She left her online editor role at Tatler after maternity leave and joined Shoreditch-based tech startup Tantrum. We interviewed Lisa Williams about mornings, feeling empowered as a new mum and women in tech…
Lisa, 34, lives with her partner and their son Stanley, nine months, in East Sheen. She’s editor of Tantrum -‘a website for tech-savvy, design-conscious parents….part e-shop, part magazine’.
What time were you up this morning?
What woke you up?
My baby babbling away, as if he were at a cocktail party.
How did you feel?
Like I couldn’t wait until he understands the expression, ‘It’s not morning yet’. And that I need to get a better black-out blind.
Are you a ‘morning person’?
No. I’m admittedly fairly grumpy first thing in the morning, but the combination of breakfast and the company of spritely people usually wakes me up.
What are your most productive working hours?
The middle of the working day and in the evenings. I tend to have my best ideas during my commute and out running, bizarrely.
You recently left your role as online editor at Tatler to become editor of a tech startup Tantrum. What prompted you to leave?
I found maternity leave very inspiring but very tough. It gave me that maniacal feeling of, ‘If I can do this, I can do anything,’ which made me realise I was ready for a new challenge.
A bit about Tantrum
Tell us about Tantrum and your new role…
Tantrum is a website for tech-savvy, design-conscious parents. It is part e-shop, part magazine, and will eventually have events listings and a community feature too.
What will Tantrum offer that other parenting websites don’t?
We hope to offer parents one place where they can buy beautifully-designed products, read about culture, travel and tech, and find out where to meet parents like them.
In what ways has your view of the working world changed since having Stanley? (for instance: options for flexi hours, switching off from work, finishing on time)
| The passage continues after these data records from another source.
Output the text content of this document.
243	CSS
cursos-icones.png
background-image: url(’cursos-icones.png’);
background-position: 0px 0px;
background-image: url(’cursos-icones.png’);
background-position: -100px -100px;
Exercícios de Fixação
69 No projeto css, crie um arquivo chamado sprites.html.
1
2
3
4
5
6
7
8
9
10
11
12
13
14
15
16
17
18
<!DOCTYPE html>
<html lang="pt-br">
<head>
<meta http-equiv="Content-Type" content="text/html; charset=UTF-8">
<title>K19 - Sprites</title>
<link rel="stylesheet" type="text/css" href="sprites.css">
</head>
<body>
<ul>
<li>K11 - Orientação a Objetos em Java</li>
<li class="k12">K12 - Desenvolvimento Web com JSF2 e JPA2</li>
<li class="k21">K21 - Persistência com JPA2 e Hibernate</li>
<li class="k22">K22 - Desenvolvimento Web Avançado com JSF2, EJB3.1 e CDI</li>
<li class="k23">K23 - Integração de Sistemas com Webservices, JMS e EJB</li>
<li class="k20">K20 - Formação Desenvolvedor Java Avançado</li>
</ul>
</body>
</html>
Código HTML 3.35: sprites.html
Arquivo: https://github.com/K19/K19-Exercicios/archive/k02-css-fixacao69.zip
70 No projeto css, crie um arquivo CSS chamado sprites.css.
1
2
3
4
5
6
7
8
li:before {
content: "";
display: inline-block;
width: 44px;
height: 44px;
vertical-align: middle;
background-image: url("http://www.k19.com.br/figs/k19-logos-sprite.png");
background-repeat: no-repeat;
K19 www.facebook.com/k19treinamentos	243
I’ve never been a work-to-rule person, it’s impossible when what you do is digital, and when I joined Tantrum I was under no illusion that it would be an easy gig. That said, it’s important that I can work from home occasionally, and I would like to have one day off in the week where I am completely offline. We’ll see how that goes…
How could the UK make the workplace more parent-friendly?
It also needs to leave less to each employer’s discretion. For example, the right to ask for flexible working hours is made slightly useless, in my opinion, by the employer’s right to reject the request. That said, there are some fantastic employers out there who understand that parents have commitments beyond the office and that even if they’re home for three days with a sick child, they’ll make up for it in other ways.
You and your husband talked about sharing parental leave, what would happen if all parents went ahead with this option?
I believe in equal parenting, and it is therefore a very important editorial tenet of Tantrum, which is for both mothers and fathers and any combination of the above. I love how NCT courses, for example, encourage dads to get involved in every aspect of childcare, from doing skin-to-skin with their newborn, to supporting breastfeeding.
Men can’t give birth or breastfeed but, apart from that, I don’t think there is anything that sets parents apart (and some women can’t breastfeed anyway). For that reason, I think shared parental leave is a brilliant thing. It allows women to return to work earlier if they wish to and/or if they earn more. It allows fathers the chance to bond with their babies in a very powerful way early on, and it’s good for the babies too. The ideal, obviously, is the version where parents can take long leave together. Yes, companies might take the hit in the short-term, but these parents will return with a new vigour.
Are you a believer in working from home – can you get as much (or more) done?
To an extent. Remote working is great for parents as it means less time commuting and more time with their children. I like a day a week at home, so I can blitz through a load of work while my washing whirls around in the background. To have people corralled in an office just to have bums on seats is short-sighted, but some time spent in the actual company of colleagues is very valuable too.
Why are there so few women in tech, and how can this be improved?
It’s funny when I see the stats because at Conde Nast there were a lot of women in tech; coding, designing, editing, managing social media, producing video and selling ads. And
I suppose it comes down to how you define ‘tech’. Yes, there are fewer visible women in the textbook ‘tech’ world and we do need to spend more time and money encouraging girls towards the industry. But it is beginning to change, and I’m pleased to be part of it.